The following are the essentials for application of the section : (i) The accused must have appeared as a witness in a judicial proceeding; (ii) he must have committed the offence of perjury at any stage of such proceeding; (iii) the judgment or final order must have a finding that the evidence was falsely given or fabricated knowingly or willfully; (iv) the court or magistrate must have been satisfied that it is necessary and expedient in the interest of justice that the offender should be punished; (v) the accused is asked to show cause against prosecution. 66. We may also give a fair idea as regards the distinction between Section 340 and Section 344 of the Code.

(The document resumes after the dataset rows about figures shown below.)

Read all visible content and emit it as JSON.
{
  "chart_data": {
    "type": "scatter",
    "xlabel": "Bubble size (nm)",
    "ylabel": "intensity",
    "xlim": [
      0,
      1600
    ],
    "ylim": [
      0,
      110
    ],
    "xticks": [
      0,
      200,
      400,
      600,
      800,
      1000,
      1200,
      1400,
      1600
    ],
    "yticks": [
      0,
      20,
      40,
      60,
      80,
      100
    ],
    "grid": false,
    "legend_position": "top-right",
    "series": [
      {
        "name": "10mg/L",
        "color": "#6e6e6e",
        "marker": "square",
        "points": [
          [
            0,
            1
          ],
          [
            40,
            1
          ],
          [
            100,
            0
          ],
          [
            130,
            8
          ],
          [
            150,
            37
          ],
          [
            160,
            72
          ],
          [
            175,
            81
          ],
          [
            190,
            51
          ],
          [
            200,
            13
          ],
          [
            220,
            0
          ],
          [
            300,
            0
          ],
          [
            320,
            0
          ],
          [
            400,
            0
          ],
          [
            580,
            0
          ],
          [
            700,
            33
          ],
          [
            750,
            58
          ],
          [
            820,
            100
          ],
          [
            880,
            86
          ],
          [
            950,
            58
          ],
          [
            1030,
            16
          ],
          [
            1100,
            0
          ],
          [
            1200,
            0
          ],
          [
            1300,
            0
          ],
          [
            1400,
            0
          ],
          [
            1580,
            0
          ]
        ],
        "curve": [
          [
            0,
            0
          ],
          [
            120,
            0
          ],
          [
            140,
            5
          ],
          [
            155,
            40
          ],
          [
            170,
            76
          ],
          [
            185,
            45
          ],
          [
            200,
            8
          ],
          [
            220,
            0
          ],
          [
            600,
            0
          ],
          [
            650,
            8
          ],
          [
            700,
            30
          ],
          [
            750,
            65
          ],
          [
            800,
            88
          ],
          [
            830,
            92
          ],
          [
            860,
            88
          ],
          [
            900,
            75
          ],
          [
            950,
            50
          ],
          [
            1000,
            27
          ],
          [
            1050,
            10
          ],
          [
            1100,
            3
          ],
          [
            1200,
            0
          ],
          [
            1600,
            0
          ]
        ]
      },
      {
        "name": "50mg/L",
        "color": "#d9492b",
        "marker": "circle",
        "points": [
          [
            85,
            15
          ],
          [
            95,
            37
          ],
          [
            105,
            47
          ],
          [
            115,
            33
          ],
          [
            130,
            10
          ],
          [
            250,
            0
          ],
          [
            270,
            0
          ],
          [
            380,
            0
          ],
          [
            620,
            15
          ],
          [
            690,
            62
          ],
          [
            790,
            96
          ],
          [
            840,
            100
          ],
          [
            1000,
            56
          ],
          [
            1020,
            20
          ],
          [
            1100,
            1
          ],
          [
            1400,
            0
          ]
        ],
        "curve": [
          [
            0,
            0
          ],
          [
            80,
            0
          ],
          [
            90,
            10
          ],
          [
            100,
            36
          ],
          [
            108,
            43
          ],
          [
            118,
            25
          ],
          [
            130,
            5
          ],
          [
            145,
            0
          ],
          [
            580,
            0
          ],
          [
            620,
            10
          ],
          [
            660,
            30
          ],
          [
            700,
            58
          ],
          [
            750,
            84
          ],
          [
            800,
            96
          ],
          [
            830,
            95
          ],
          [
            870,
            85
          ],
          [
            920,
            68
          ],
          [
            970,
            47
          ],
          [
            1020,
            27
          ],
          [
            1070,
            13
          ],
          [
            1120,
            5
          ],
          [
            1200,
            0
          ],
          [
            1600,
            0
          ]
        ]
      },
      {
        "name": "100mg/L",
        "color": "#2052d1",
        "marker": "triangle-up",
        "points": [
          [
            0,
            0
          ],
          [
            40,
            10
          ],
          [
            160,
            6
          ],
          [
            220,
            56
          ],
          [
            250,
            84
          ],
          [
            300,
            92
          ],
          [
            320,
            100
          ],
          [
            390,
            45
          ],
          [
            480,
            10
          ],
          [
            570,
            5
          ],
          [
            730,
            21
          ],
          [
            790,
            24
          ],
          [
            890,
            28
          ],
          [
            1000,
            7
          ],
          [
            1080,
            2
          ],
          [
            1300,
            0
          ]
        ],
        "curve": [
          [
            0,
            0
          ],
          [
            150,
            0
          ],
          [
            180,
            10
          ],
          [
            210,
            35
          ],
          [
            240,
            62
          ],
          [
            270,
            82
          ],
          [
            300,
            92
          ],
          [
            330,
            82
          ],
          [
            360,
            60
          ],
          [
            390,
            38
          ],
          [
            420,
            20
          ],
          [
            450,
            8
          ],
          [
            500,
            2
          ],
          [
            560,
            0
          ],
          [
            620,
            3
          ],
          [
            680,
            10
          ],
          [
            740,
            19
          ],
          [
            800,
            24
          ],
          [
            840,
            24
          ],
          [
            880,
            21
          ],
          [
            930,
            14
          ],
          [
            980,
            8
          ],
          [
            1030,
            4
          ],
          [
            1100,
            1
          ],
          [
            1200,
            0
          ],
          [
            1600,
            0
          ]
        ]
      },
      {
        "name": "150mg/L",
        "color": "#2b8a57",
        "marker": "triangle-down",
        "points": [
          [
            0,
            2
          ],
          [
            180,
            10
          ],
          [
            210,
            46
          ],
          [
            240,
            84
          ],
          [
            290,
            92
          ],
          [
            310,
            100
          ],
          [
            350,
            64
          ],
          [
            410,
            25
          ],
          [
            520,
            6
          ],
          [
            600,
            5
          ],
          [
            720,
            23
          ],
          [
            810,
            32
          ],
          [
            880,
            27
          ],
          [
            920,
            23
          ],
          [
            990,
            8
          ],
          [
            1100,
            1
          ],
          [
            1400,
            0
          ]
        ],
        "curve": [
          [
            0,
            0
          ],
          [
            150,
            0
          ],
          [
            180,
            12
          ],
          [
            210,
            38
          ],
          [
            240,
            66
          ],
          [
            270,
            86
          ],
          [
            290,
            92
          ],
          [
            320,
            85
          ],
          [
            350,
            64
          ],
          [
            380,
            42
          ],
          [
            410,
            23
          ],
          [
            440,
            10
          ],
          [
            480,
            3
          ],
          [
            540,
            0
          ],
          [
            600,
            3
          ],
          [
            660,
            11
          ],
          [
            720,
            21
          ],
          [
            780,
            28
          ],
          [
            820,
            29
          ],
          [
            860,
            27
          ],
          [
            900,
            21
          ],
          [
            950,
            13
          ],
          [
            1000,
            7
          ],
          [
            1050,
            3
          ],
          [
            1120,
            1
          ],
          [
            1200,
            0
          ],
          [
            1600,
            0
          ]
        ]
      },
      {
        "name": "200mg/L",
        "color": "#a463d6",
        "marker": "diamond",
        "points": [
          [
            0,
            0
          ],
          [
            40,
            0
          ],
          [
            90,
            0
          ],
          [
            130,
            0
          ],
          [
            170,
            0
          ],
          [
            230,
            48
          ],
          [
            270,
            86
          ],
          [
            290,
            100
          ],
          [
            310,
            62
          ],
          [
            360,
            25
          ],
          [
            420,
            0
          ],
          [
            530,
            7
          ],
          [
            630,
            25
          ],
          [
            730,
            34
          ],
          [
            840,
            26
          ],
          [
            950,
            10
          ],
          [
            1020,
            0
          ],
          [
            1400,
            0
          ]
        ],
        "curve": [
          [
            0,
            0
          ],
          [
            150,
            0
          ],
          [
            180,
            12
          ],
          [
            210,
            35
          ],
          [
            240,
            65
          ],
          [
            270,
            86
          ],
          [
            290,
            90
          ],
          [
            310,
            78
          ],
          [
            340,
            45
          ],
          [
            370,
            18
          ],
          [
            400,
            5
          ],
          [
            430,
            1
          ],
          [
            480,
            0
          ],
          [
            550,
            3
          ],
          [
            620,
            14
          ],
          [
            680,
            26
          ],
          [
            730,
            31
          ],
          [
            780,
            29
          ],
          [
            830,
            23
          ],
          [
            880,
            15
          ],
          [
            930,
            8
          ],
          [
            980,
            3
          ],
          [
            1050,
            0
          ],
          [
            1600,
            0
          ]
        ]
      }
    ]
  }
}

The following are the points of distinction between Sections 340 and 341 on the one hand and Section 344 on the other: While the former cover all the offences mentioned in Section 195(1)(b), the latter deals with only two offences of knowingly or willfully giving or fabricating false evidence. Secondly, in the former, action may be taken by the court suo motu or on application; but in the latter, no application is contemplated. 67. The provisions of Section 344 come into play only when there are materials on record to come to the conclusion at the time of delivery of judgment that a witness appearing before the court has given false evidence or has fabricated false evidence. But, when the facts establishing the falsity of the evidence are brought to the notice of the court after the delivery of the judgment, Section 344 is not attracted. However, in such circumstance it would be open to the court to proceed under Section 340. 68. In the result, the Appeal succeeds and is hereby allowed. The order of conviction and sentence dated 30th July 2018 passed by the 5th Additional Sessions Judge, Anjar, District Kutch, in the Sessions Case No.87 of 2015 (Old Case No.54 of 2012) are hereby quashed and set-aside. The accused-appellant is acquitted of the offence he is charged with and he be set at liberty forthwith, if not required in any other case.